It was summertime when the Ksudach volcano erupted on the Kamchatka Peninsula in Russia’s Far East 7,000 years ago. The violent explosion propelled its ash high into the atmosphere, where it drifted over North America before landing 3,100 miles away on the surface of Lake Hajaren in Svalbard, Norway, and settling to the bottom. Just enough remains for scientists to find some of this ash in a sediment core from the lake. It’s not much, but it is helping geologists reassess just how far volcanic ash can travel, as well as piece together climate conditions when Ksudach erupted, according to a recent report.

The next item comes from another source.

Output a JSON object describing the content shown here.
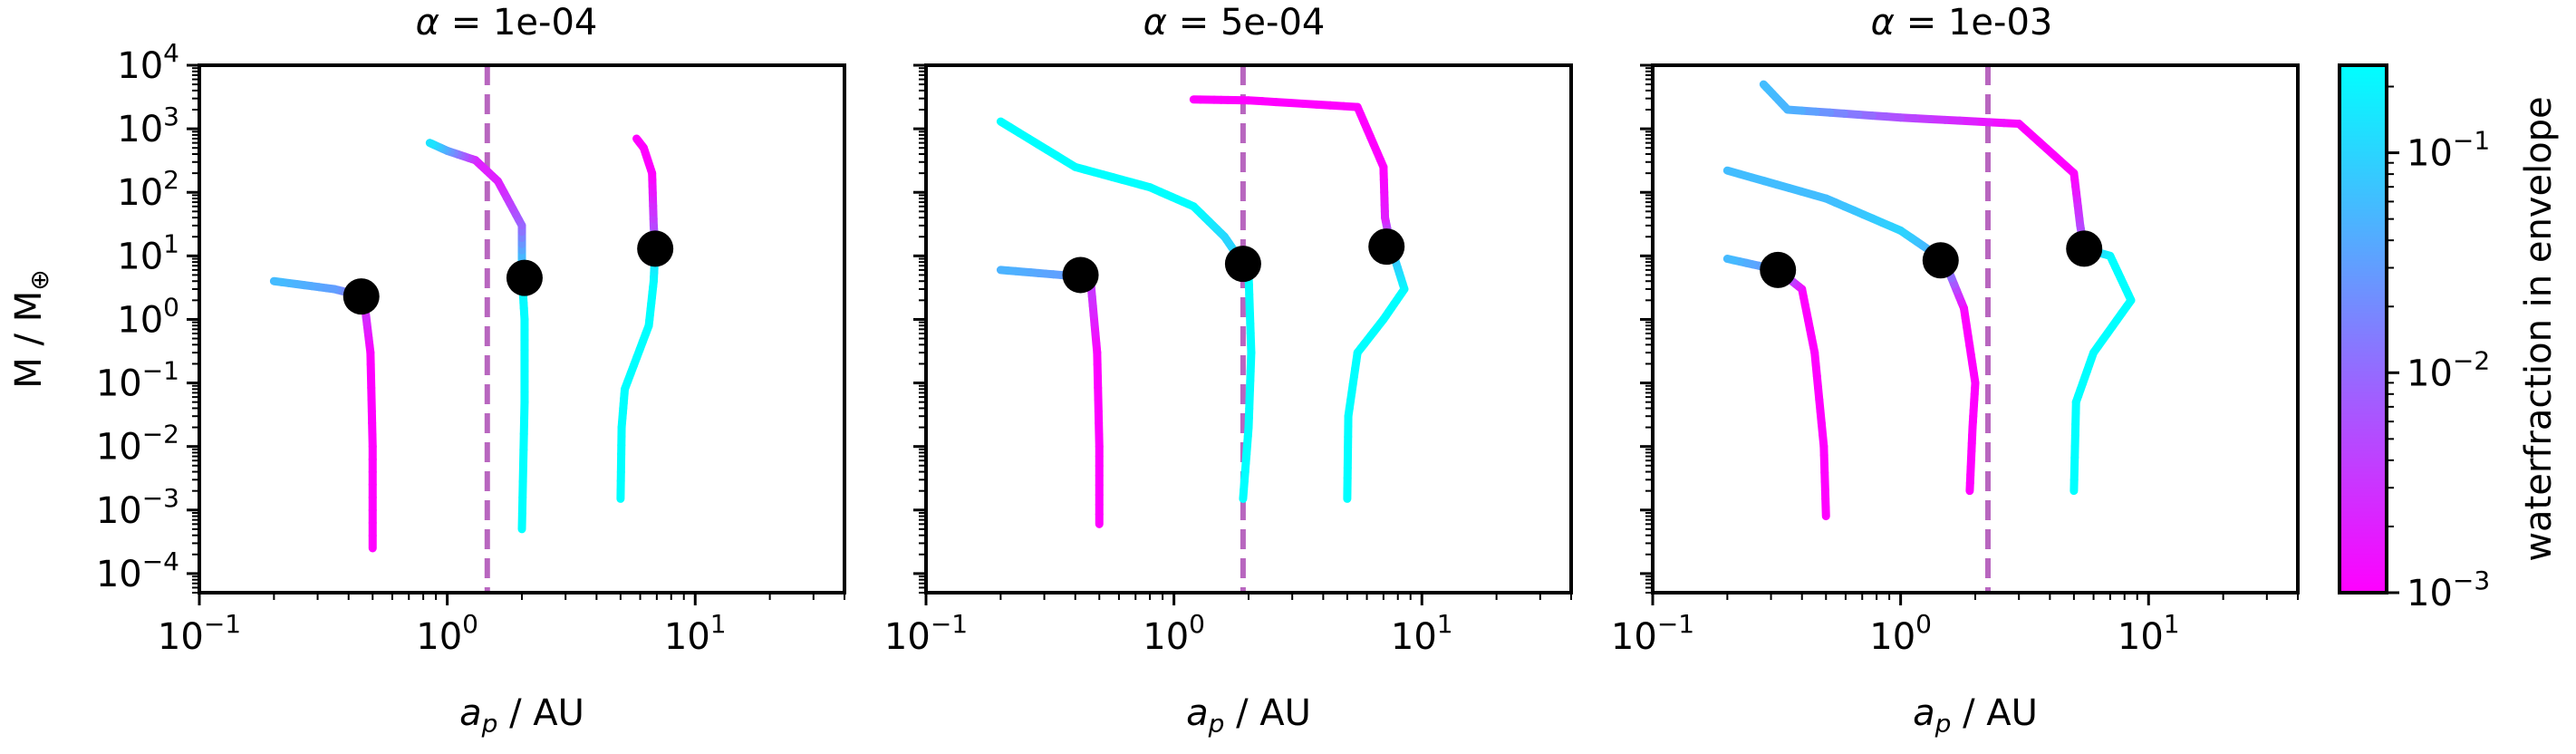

“In the end, we found and analyzed six particles with less than half the width of a human hair,” said Willem van der Bilt, a coauthor of the report and a researcher at the University of Bergen in Norway, in a press release. Those six particles were found in a sediment core pulled from the middle of Lake Hajaren, separated out, and then chemically analyzed. Based on where they found the particles in the core, van der Bilt’s team guessed they were roughly 7,000 years old, but did not know yet which volcano they had come from.
“Like human DNA, the composition of volcanic ash is unique. Geochemical analysis help us fingerprint this signature and match it with an eruption,” said van der Bilt. The team had a few eruptions in mind, including Mount Mazama, the volcano that formed Crater Lake in Oregon, or the Kikai volcano in Japan. But the Svalbard ash was virtually identical to ash from Ksudach’s eruption around that time. That makes it the farthest-traveled ash so far known.
Weather patterns, magma composition, and the direction of the eruption can all affect where a volcano’s ash ends up. But van der Bilt didn’t expect what they found to be of Russian origin. “This study really highlights the need to look beyond the usual suspects in this line of research,” he said. When it comes to ash, think globally.